ISLAMABAD: The lack of both administrative and building infrastructure is badly affecting the broadening of tax base as well as the revenue collection efforts of the Federal Board of Revenue (FBR). At present, the FBR is lower both in number of tax offices and tax offices to population ratio and millions are being spent on rent for office buildings every year, and with allied issues of location and security.
“FBR has only 92 tax offices and highest tax offices to population ratio of 1:2.25 million in Asia Pacific Region. Out of 92 IRS offices only 35 are owned, whereas 57 are in rented premises” an official source at FBR told Customs Today.
The source told that with the provision of both the administrative and building infrastructure, FBR would be in a position to meet both the revenue collection by broadening of tax base. To achieve tax to GDP ratio of more than 15% and meet increasing revenue targets through broadening of tax base, tax offices must be increased having owned premises at district and tehsil level.

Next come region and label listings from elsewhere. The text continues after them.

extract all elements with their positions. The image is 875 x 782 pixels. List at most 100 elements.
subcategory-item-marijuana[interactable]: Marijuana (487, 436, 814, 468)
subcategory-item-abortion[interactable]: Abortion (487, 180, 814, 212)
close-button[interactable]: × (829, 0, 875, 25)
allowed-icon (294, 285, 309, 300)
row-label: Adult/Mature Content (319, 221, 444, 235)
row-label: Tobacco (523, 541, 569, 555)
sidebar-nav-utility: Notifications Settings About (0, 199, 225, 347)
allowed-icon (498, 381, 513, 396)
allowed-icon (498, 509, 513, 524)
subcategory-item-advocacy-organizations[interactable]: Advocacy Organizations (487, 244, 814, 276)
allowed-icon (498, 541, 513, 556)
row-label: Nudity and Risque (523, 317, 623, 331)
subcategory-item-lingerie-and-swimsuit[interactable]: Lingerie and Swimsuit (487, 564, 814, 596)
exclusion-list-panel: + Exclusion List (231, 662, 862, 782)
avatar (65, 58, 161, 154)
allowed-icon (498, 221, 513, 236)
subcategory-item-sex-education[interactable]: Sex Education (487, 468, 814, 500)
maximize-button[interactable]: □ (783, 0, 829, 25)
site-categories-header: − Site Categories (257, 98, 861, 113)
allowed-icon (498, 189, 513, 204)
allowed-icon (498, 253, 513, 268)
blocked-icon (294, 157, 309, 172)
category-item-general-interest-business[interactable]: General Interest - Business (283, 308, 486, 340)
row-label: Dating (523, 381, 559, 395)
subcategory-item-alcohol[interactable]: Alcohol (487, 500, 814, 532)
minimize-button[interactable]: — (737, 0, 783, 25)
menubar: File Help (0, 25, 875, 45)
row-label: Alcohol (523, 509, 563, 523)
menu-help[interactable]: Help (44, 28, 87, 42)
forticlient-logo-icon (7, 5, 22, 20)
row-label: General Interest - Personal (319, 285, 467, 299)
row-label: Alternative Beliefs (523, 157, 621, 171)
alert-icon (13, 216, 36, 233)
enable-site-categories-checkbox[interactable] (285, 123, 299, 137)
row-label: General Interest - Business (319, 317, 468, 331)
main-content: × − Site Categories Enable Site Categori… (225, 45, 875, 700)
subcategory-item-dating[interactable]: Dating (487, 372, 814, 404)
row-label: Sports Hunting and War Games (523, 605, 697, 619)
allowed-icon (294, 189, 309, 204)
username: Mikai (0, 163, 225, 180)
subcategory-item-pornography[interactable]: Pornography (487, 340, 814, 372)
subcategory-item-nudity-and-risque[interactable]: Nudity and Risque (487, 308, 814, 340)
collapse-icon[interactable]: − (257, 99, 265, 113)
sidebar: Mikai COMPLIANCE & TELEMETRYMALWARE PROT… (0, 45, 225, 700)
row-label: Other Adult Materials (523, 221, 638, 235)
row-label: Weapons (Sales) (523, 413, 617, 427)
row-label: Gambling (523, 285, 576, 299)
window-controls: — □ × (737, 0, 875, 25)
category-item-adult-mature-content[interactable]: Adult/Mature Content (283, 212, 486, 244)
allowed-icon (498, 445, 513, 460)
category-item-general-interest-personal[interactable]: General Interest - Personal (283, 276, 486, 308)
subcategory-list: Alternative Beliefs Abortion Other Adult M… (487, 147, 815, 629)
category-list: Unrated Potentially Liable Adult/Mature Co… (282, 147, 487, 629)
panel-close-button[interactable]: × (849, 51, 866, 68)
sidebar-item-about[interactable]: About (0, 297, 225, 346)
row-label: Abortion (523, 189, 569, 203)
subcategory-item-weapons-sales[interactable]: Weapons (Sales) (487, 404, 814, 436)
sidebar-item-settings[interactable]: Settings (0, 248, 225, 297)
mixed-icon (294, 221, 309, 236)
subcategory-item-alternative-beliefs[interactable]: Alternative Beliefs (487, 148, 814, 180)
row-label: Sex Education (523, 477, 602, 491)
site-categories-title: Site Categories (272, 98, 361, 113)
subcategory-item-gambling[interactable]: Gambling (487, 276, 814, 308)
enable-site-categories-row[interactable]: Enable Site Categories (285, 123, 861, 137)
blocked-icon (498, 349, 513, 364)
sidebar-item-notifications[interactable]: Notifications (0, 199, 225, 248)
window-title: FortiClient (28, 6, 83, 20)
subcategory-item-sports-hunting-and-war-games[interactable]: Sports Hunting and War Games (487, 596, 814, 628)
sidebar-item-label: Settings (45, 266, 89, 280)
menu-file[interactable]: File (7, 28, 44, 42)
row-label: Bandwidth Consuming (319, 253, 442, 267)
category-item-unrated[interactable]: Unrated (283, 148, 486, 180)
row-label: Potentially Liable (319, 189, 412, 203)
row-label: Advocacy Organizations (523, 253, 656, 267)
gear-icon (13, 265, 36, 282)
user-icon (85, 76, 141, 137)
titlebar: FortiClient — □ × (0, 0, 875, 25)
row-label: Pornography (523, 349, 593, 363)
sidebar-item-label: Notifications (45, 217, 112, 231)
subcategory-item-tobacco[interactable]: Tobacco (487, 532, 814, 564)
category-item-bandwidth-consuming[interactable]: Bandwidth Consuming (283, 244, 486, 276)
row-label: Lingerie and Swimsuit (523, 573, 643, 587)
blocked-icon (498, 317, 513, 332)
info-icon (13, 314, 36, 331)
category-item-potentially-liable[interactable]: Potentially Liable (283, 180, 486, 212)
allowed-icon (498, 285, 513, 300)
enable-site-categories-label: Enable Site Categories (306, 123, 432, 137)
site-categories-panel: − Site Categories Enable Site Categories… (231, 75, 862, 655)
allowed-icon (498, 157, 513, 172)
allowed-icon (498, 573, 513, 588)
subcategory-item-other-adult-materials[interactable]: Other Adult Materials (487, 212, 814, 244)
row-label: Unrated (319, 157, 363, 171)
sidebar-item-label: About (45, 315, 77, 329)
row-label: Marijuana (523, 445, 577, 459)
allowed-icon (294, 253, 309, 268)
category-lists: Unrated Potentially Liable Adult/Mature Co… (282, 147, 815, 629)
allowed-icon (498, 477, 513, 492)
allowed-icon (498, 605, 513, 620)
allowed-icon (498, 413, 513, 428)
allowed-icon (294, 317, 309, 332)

“Realizing the impending need of more offices, the project wing of FBR has recently been strengthened by the Chairman FBR Tariq Mahmood Pasha. The post of Chief (Project/Reforms) was recently established, supported by Secretary (Projects Customs) and Secretary (Projects IRS)” the source added.
The source said that FBR planned to reduce the tax rates substantially in the next financial year 2018-19 to broaden the tax base and facilitate the taxpayers; it is an established fact that presence and easy accessibility of tax offices not only contribute to efficient tax collection but also appropriate facilitation of taxpayers.